Feminist histories: care, loneliness and embodiment

Location
Room 201 - Arts Building, Zoom (Hybrid)
Dates
Tuesday 4 February 2025 (16:00-18:00)
Contact

Shahmima Akhtar: s.s.akhtar@bham.ac.uk

Period painting of two women in front of a fireplace

On Tuesday 4 February, BRIHC and the Birmingham Eighteenth Century Centre will host a panel of distinguished historians to discuss feminist/women's history approaches to care, loneliness and embodiment in the past.

Dr Anna Jamieson (University of Birmingham) holds a British Academy Postdoctoral Fellowship on the topic of 'Materialities Of Care: Women, Material Culture And The English Private Madhouse, 1760-1840'. Professor Sarah Knott (Hillary Rodham Clinton Chair of Women’s History, University of Oxford) works on the long history of care and on 'care' as a historian's category. Dr Naomi Pullin (University of Warwick) is currently working on the monograph project 'A Social History of Solitude in Early Modern Britain', with a central focus on the ways in which solitude carried different gendered expectations.
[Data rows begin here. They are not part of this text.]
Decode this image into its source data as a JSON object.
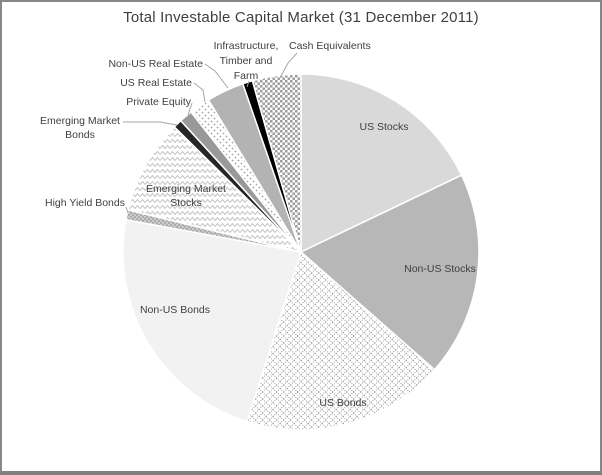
{
  "window": {
    "background": "#ffffff",
    "frame_border_color": "#808080"
  },
  "chart_data": {
    "type": "pie",
    "title": "Total Investable Capital Market (31 December 2011)",
    "start_angle_deg": 0,
    "direction": "clockwise",
    "legend": "none",
    "units": "percent",
    "label_color": "#404040",
    "leader_line_color": "#a6a6a6",
    "slice_gap_color": "#ffffff",
    "slices": [
      {
        "label": "US Stocks",
        "value": 17.9,
        "fill": "#d9d9d9",
        "label_placement": "inside"
      },
      {
        "label": "Non-US Stocks",
        "value": 18.6,
        "fill": "#b7b7b7",
        "label_placement": "inside"
      },
      {
        "label": "US Bonds",
        "value": 18.4,
        "fill": "pattern:pat-usbonds",
        "label_placement": "inside"
      },
      {
        "label": "Non-US Bonds",
        "value": 23.0,
        "fill": "#f2f2f2",
        "label_placement": "inside"
      },
      {
        "label": "High Yield Bonds",
        "value": 0.9,
        "fill": "pattern:pat-hy",
        "label_placement": "outside"
      },
      {
        "label": "Emerging Market Stocks",
        "value": 8.6,
        "fill": "pattern:pat-emstocks",
        "label_placement": "inside"
      },
      {
        "label": "Emerging Market Bonds",
        "value": 0.8,
        "fill": "#262626",
        "label_placement": "outside"
      },
      {
        "label": "Private Equity",
        "value": 1.2,
        "fill": "#999999",
        "label_placement": "outside"
      },
      {
        "label": "US Real Estate",
        "value": 1.9,
        "fill": "pattern:pat-usre",
        "label_placement": "outside"
      },
      {
        "label": "Non-US Real Estate",
        "value": 3.4,
        "fill": "#b3b3b3",
        "label_placement": "outside"
      },
      {
        "label": "Infrastructure, Timber and Farm",
        "value": 0.9,
        "fill": "#000000",
        "label_placement": "outside"
      },
      {
        "label": "Cash Equivalents",
        "value": 4.4,
        "fill": "pattern:pat-checker",
        "label_placement": "outside"
      }
    ]
  },
  "labels": {
    "us_stocks": "US Stocks",
    "non_us_stocks": "Non-US Stocks",
    "us_bonds": "US Bonds",
    "non_us_bonds": "Non-US Bonds",
    "high_yield": "High Yield Bonds",
    "em_stocks_1": "Emerging Market",
    "em_stocks_2": "Stocks",
    "em_bonds_1": "Emerging Market",
    "em_bonds_2": "Bonds",
    "private_equity": "Private Equity",
    "us_real_estate": "US Real Estate",
    "non_us_real_estate": "Non-US Real Estate",
    "infra_1": "Infrastructure,",
    "infra_2": "Timber and",
    "infra_3": "Farm",
    "cash_equivalents": "Cash Equivalents"
  }
}
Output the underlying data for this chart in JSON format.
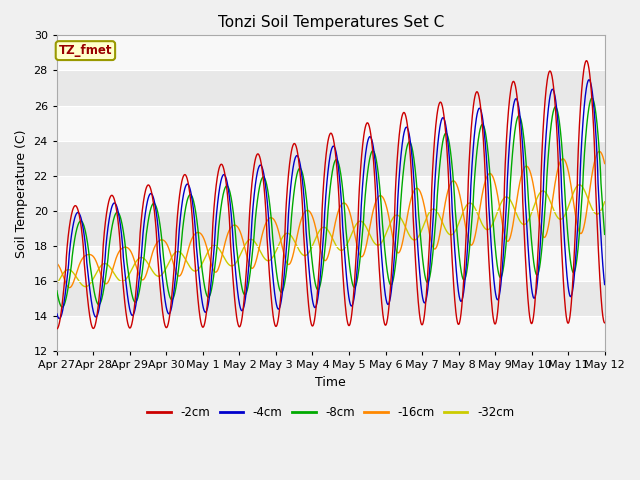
{
  "title": "Tonzi Soil Temperatures Set C",
  "xlabel": "Time",
  "ylabel": "Soil Temperature (C)",
  "ylim": [
    12,
    30
  ],
  "annotation": "TZ_fmet",
  "annotation_color": "#990000",
  "annotation_bg": "#ffffcc",
  "annotation_border": "#999900",
  "series_colors": [
    "#cc0000",
    "#0000cc",
    "#00aa00",
    "#ff8800",
    "#cccc00"
  ],
  "series_labels": [
    "-2cm",
    "-4cm",
    "-8cm",
    "-16cm",
    "-32cm"
  ],
  "bg_light": "#f4f4f4",
  "bg_dark": "#e4e4e4",
  "n_points": 1500,
  "tick_labels": [
    "Apr 27",
    "Apr 28",
    "Apr 29",
    "Apr 30",
    "May 1",
    "May 2",
    "May 3",
    "May 4",
    "May 5",
    "May 6",
    "May 7",
    "May 8",
    "May 9",
    "May 10",
    "May 11",
    "May 12"
  ]
}
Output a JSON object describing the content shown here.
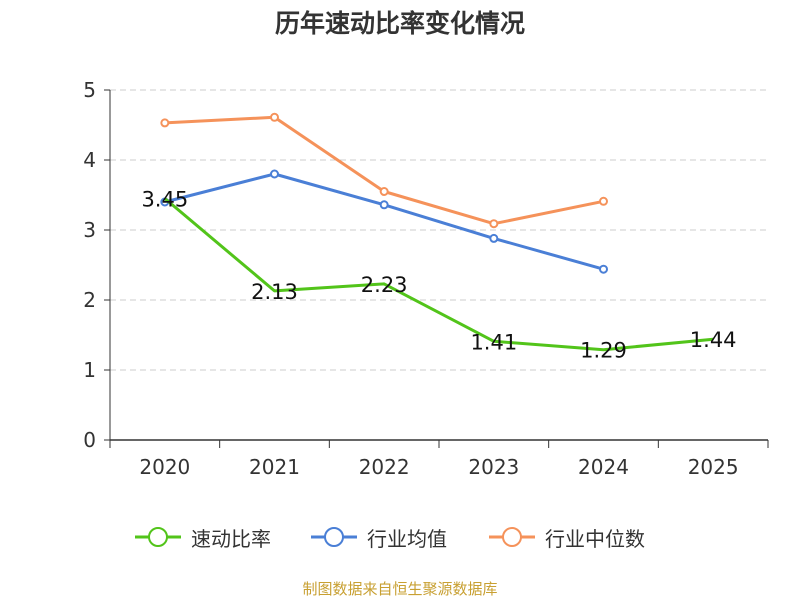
{
  "chart_data": {
    "type": "line",
    "title": "历年速动比率变化情况",
    "categories": [
      "2020",
      "2021",
      "2022",
      "2023",
      "2024",
      "2025"
    ],
    "ylim": [
      0,
      5
    ],
    "yticks": [
      0,
      1,
      2,
      3,
      4,
      5
    ],
    "grid": true,
    "xlabel": "",
    "ylabel": "",
    "series": [
      {
        "name": "速动比率",
        "color": "#52c41a",
        "values": [
          3.45,
          2.13,
          2.23,
          1.41,
          1.29,
          1.44
        ],
        "show_labels": true
      },
      {
        "name": "行业均值",
        "color": "#4a7fd6",
        "values": [
          3.4,
          3.8,
          3.36,
          2.88,
          2.44,
          null
        ],
        "show_labels": false
      },
      {
        "name": "行业中位数",
        "color": "#f5925a",
        "values": [
          4.53,
          4.61,
          3.55,
          3.09,
          3.41,
          null
        ],
        "show_labels": false
      }
    ],
    "legend_position": "bottom"
  },
  "source_text": "制图数据来自恒生聚源数据库"
}
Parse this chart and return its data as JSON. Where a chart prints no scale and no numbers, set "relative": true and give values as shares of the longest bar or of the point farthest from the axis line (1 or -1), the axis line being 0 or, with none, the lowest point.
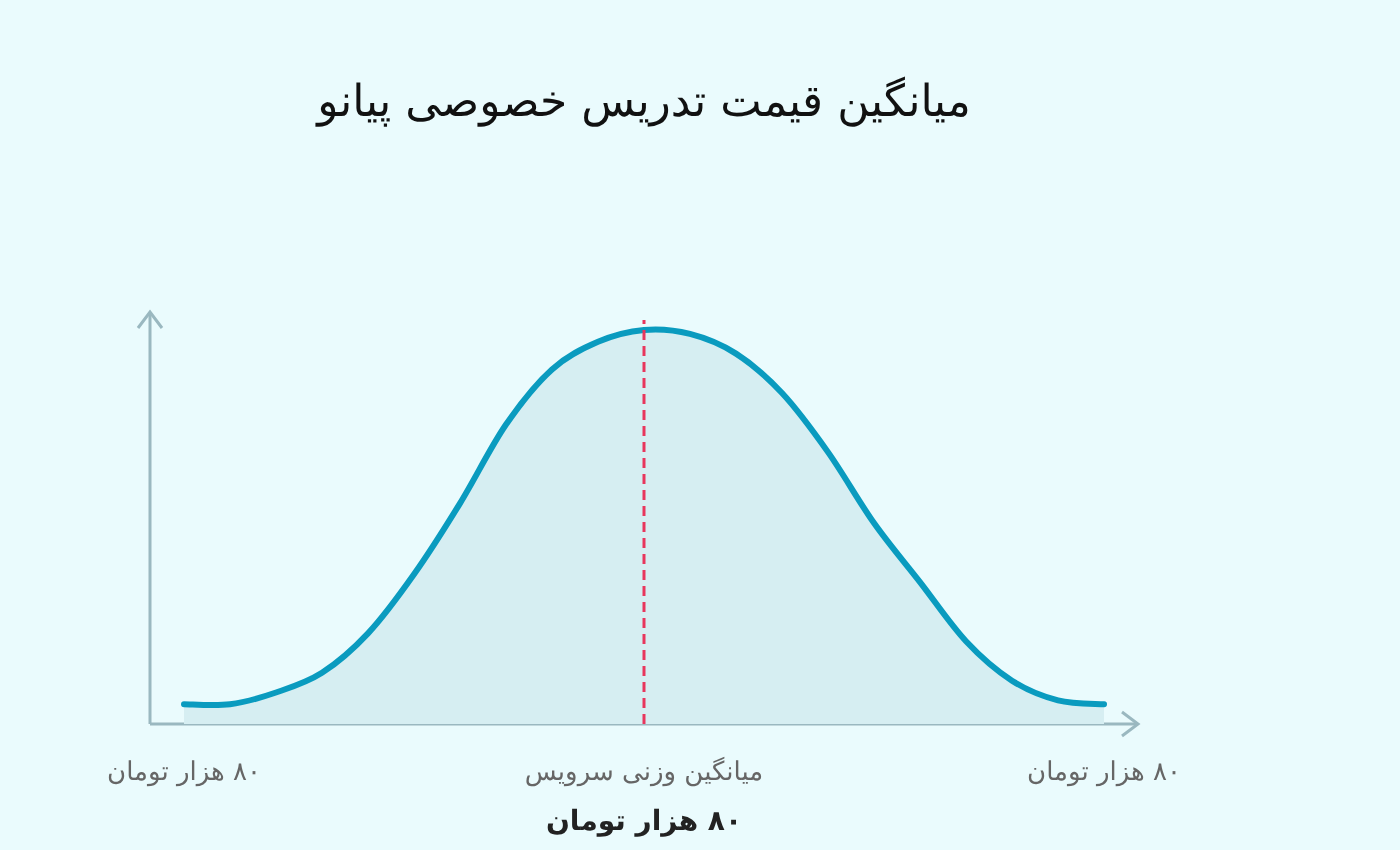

They will be in conversation with Professor Karen Harvey (University of Birmingham), who is completing a project on the body and has recently co-authored a piece on spatial and affective dimensions of care in eighteenth-century households. 

Speakers will discuss together their distinctive approach to the topic. How do the themes of 'care' or 'loneliness' offer the historian affordances to open up new accounts of the past? Is the conduct or outcome of their research 'feminist'? How significant is gender in their studies? In what ways can an approach that historicises the body and emotions enhance this work?